Knowledge of the outside world: The greatest problem of late Ming and Qing China was loss of awareness of the outside world. On the eve of the Opium War, the Daoguang Emperor was still asking whether there was a land route from England to Xinjiang. Had the voyages not stopped, China would not have fallen into total ignorance.
Military systems: A living ocean navy would have continually updated its weapons. There would have been no scene in 1840 of Qing armies using Ming-era cannons against British steamships.
History Has No "If" — But the Lessons Are Real
The last exotic sights Zheng He saw — giraffes, zebras, frankincense, ivory — once emptied Nanjing's streets in wonder, but were eventually forgotten by history. All that remains is an unmarked grave by the sea at Calicut in 1433, and a few rust-stained iron anchors in the Nanjing treasure-ship yard ruins.

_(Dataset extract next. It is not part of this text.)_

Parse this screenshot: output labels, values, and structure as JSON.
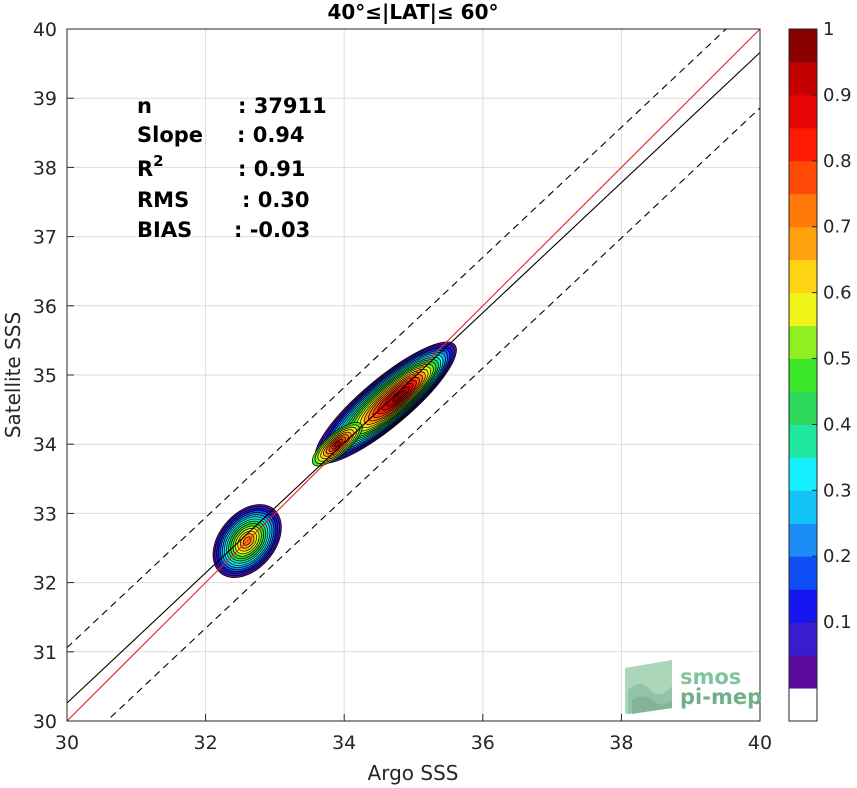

What truly merits reflection is not "would China have colonized," but that an empire holding the world's most advanced ocean capability chose to give up the sea. It was a nearly 500-year strategic mistake; the price was collective East Asian backwardness in the modernization wave. When the Portuguese first reached India in 1498 and the Spanish circled the globe in 1521, every wave they crossed had once been China's backyard.
The cruelty of history is that once a window of opportunity closes, it never reopens.